While committee members were considering to keep the cancer walk at the school this summer, Sabers said the district's policy if a potential COVID-19 outbreak were to occur in Mitchell could have caused a sudden cancellation. Rather than running the risk of having to change locations or cancel the event in the weeks leading up to it due to an outbreak, Sabers said the city-owned Hitchcock Park emerged among committee members as the "best place" to host it.
"Between the outdoor pool, band space and kitchen areas in the shelters, Hitchcock has literally everything we needed to make it happen," Sabers said. "It's so awesome to see the city donate so much of the stuff we need as well. They were beyond supportive of us having it here this year."
The event kicks off at 6 p.m. Friday, June 18. With the new location, the walking path will stretch through the center of the park along the road and wrap around the v-shaped roundabout. Live music will be played in the band shelter that sits next to the walking path until 10 p.m. Luminaries commemorating those who lost their battle to cancer will be placed in the center of the walking path to have a two-lane route.
Sabers said the foliage and trees throughout the park will also provide some shade. With the 90-plus degree weather Mitchell has been experiencing lately, having shaded areas may be more vital than ever.
After making major adjustments to the Heart and Sole Cancer Walk last year due to the pandemic, which entailed a Main Street vehicle cruise instead of the walk and 5K run, Jessica Skinner, Heart and Sole Committee vice chairwoman, is "beyond thankful" things worked out to bring the traditional setup back this summer.
"It's moving to have the opportunity to make the cancer walk happen this year with all we've been through lately. The pandemic was hard on everyone, but imagine how hard it's been for those who are battling cancer," Skinner said. "The stars aligned for a great cause."
Skinner said being able to host the event in a traditional manner will show the community and those battling cancer that the Mitchell area Heart and Sole organization will always be there to help in a time when people need it most.
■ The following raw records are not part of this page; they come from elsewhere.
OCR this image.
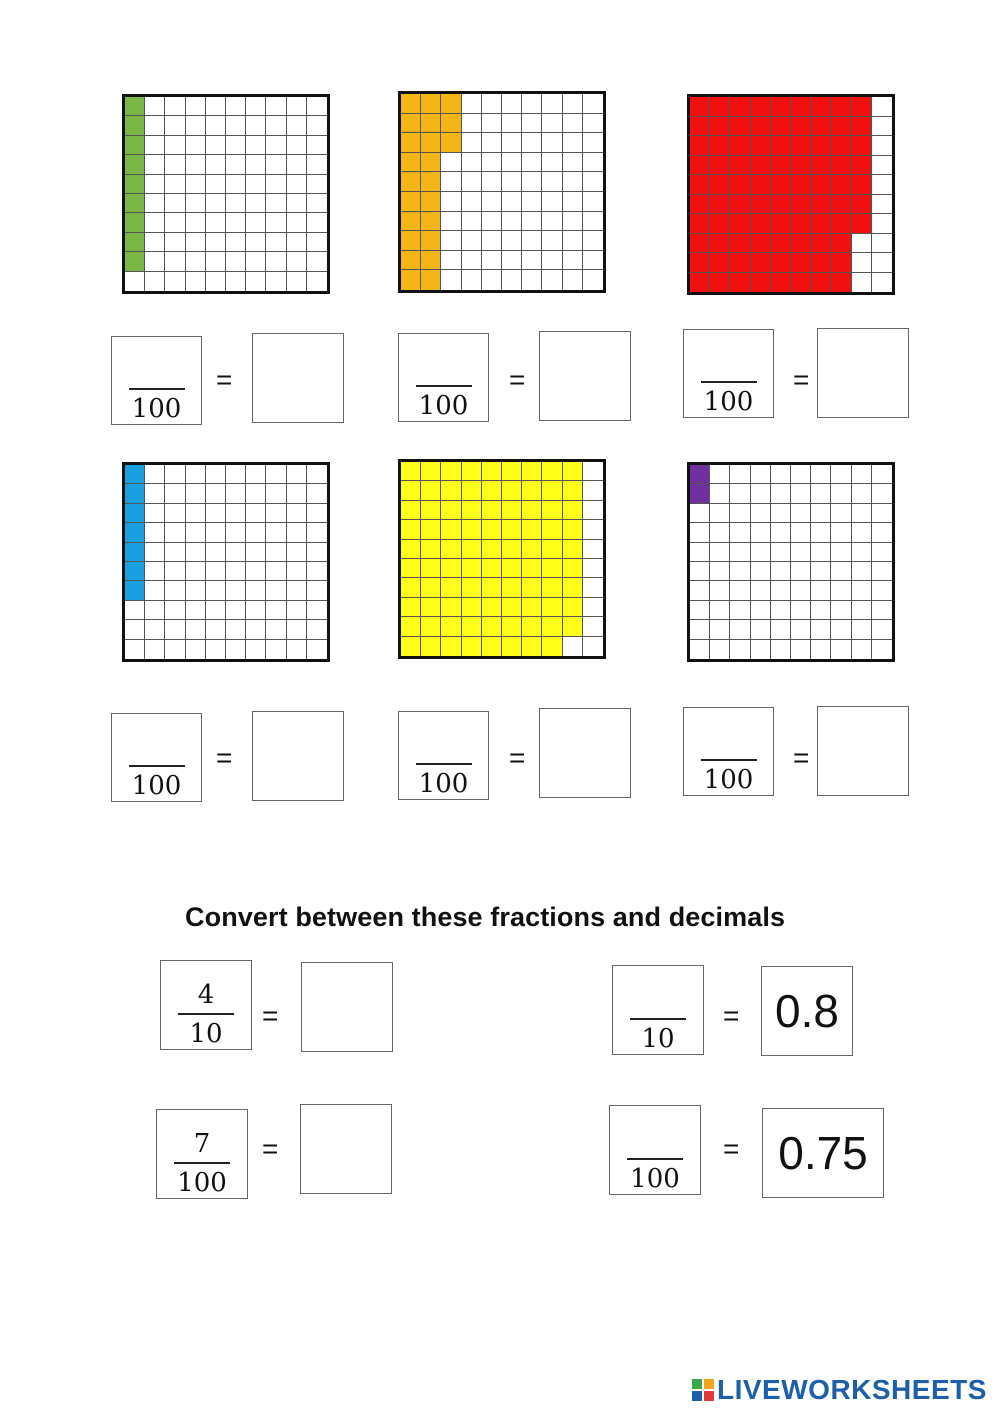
100
=
100
=
100
=
100
=
100
=
100
=
Convert between these fractions and decimals
4
10
=
10
= 0.8
7
100
=
100
= 0.75
LIVEWORKSHEETS
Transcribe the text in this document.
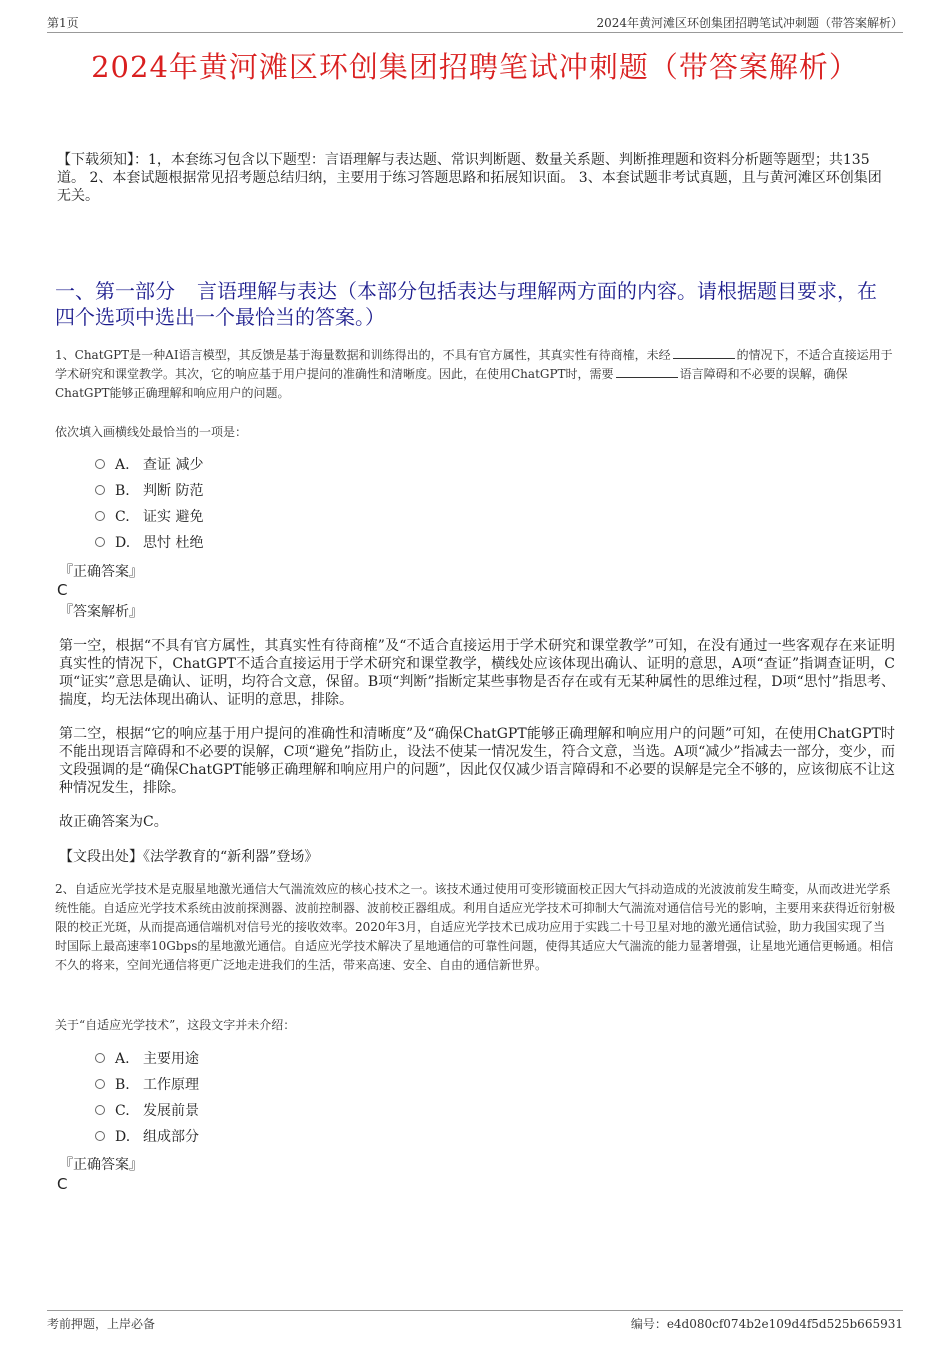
第1页	2024年黄河滩区环创集团招聘笔试冲刺题（带答案解析）
2024年黄河滩区环创集团招聘笔试冲刺题（带答案解析）
【下载须知】：1，本套练习包含以下题型：言语理解与表达题、常识判断题、数量关系题、判断推理题和资料分析题等题型；共135道。 2、本套试题根据常见招考题总结归纳，主要用于练习答题思路和拓展知识面。 3、本套试题非考试真题，且与黄河滩区环创集团无关。
一、第一部分 言语理解与表达（本部分包括表达与理解两方面的内容。请根据题目要求，在四个选项中选出一个最恰当的答案。）
1、ChatGPT是一种AI语言模型，其反馈是基于海量数据和训练得出的，不具有官方属性，其真实性有待商榷，未经	的情况下，不适合直接运用于学术研究和课堂教学。其次，它的响应基于用户提问的准确性和清晰度。因此，在使用ChatGPT时，需要	语言障碍和不必要的误解，确保ChatGPT能够正确理解和响应用户的问题。
依次填入画横线处最恰当的一项是：
A. 查证 减少
B. 判断 防范
C. 证实 避免
D. 思忖 杜绝
『正确答案』
C
『答案解析』
第一空，根据“不具有官方属性，其真实性有待商榷”及“不适合直接运用于学术研究和课堂教学”可知，在没有通过一些客观存在来证明真实性的情况下，ChatGPT不适合直接运用于学术研究和课堂教学，横线处应该体现出确认、证明的意思，A项“查证”指调查证明，C项“证实”意思是确认、证明，均符合文意，保留。B项“判断”指断定某些事物是否存在或有无某种属性的思维过程，D项“思忖”指思考、揣度，均无法体现出确认、证明的意思，排除。
第二空，根据“它的响应基于用户提问的准确性和清晰度”及“确保ChatGPT能够正确理解和响应用户的问题”可知，在使用ChatGPT时不能出现语言障碍和不必要的误解，C项“避免”指防止，设法不使某一情况发生，符合文意，当选。A项“减少”指减去一部分，变少，而文段强调的是“确保ChatGPT能够正确理解和响应用户的问题”，因此仅仅减少语言障碍和不必要的误解是完全不够的，应该彻底不让这种情况发生，排除。
故正确答案为C。
【文段出处】《法学教育的“新利器”登场》
2、自适应光学技术是克服星地激光通信大气湍流效应的核心技术之一。该技术通过使用可变形镜面校正因大气抖动造成的光波波前发生畸变，从而改进光学系统性能。自适应光学技术系统由波前探测器、波前控制器、波前校正器组成。利用自适应光学技术可抑制大气湍流对通信信号光的影响，主要用来获得近衍射极限的校正光斑，从而提高通信端机对信号光的接收效率。2020年3月，自适应光学技术已成功应用于实践二十号卫星对地的激光通信试验，助力我国实现了当时国际上最高速率10Gbps的星地激光通信。自适应光学技术解决了星地通信的可靠性问题，使得其适应大气湍流的能力显著增强，让星地光通信更畅通。相信不久的将来，空间光通信将更广泛地走进我们的生活，带来高速、安全、自由的通信新世界。
关于“自适应光学技术”，这段文字并未介绍：
A. 主要用途
B. 工作原理
C. 发展前景
D. 组成部分
『正确答案』
C
考前押题，上岸必备	编号：e4d080cf074b2e109d4f5d525b665931
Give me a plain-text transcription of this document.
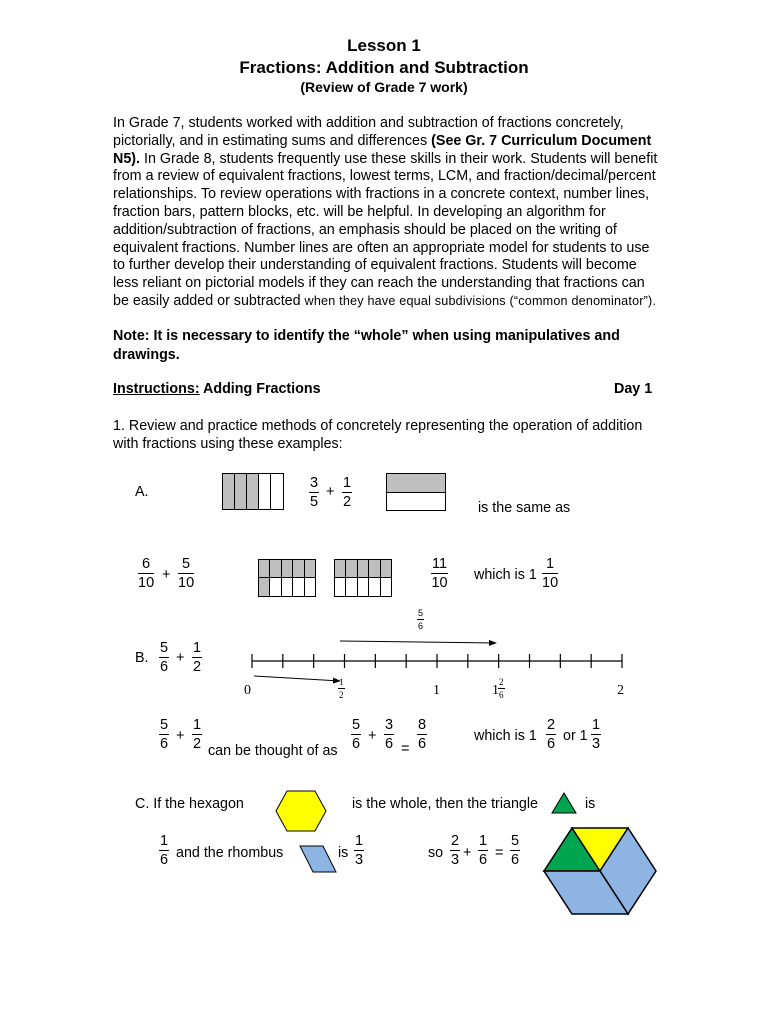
Lesson 1
Fractions: Addition and Subtraction
(Review of Grade 7 work)
In Grade 7, students worked with addition and subtraction of fractions concretely, pictorially, and in estimating sums and differences (See Gr. 7 Curriculum Document N5). In Grade 8, students frequently use these skills in their work. Students will benefit from a review of equivalent fractions, lowest terms, LCM, and fraction/decimal/percent relationships. To review operations with fractions in a concrete context, number lines, fraction bars, pattern blocks, etc. will be helpful. In developing an algorithm for addition/subtraction of fractions, an emphasis should be placed on the writing of equivalent fractions. Number lines are often an appropriate model for students to use to further develop their understanding of equivalent fractions. Students will become less reliant on pictorial models if they can reach the understanding that fractions can be easily added or subtracted when they have equal subdivisions (“common denominator”).
Note: It is necessary to identify the “whole” when using manipulatives and drawings.
Instructions: Adding Fractions	Day 1
1. Review and practice methods of concretely representing the operation of addition with fractions using these examples:
A.
3
5
+
1
2	is the same as
6
10 +
5
10
11
10 which is 1
1
10
B.
5
6
+
1
2
5
6
0
1
2	1	1
2
6	2
5
6 +
1
2 can be thought of as
5
6 +
3
6 =
8
6	which is 1
2
6 or 1
1
3
C. If the hexagon	is the whole, then the triangle	is
1
6 and the rhombus	is
1
3	so
2
3 +
1
6 =
5
6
For this year's cancer walk, the group selected Keara Hohn and Emily Trebil as the honorary co-chairs, which provides them with financial and emotional support in their battle against cancer.
All funds raised stay local, and are distributed by the Heart and Sole organization to area cancer patients who need help with medical expenses.
"Cancer doesn't stop for a pandemic, and neither do we," Skinner said. "We are still having people donate. This event means so much to a lot of people, and I'm just so thankful we're able to have it in such a great new location."
After the cancellation of the Stampede Rodeo in 2020, the cowboy theme cancer walk was tabled until the rodeo came back to Mitchell. Following the announcement of the rodeo making its return this summer, the Cowboy Up theme made its debut.
Capping off the Heart and Sole Cancer Walk with a firework display is planned, but Sabers said the dry conditions could affect the big finale. As of now, the city is not under a burn ban.
"Like everyone who volunteers to make this happen, our fireworks volunteer puts so much effort into making the display amazing. We're crossing our fingers it can happen," Sabers said.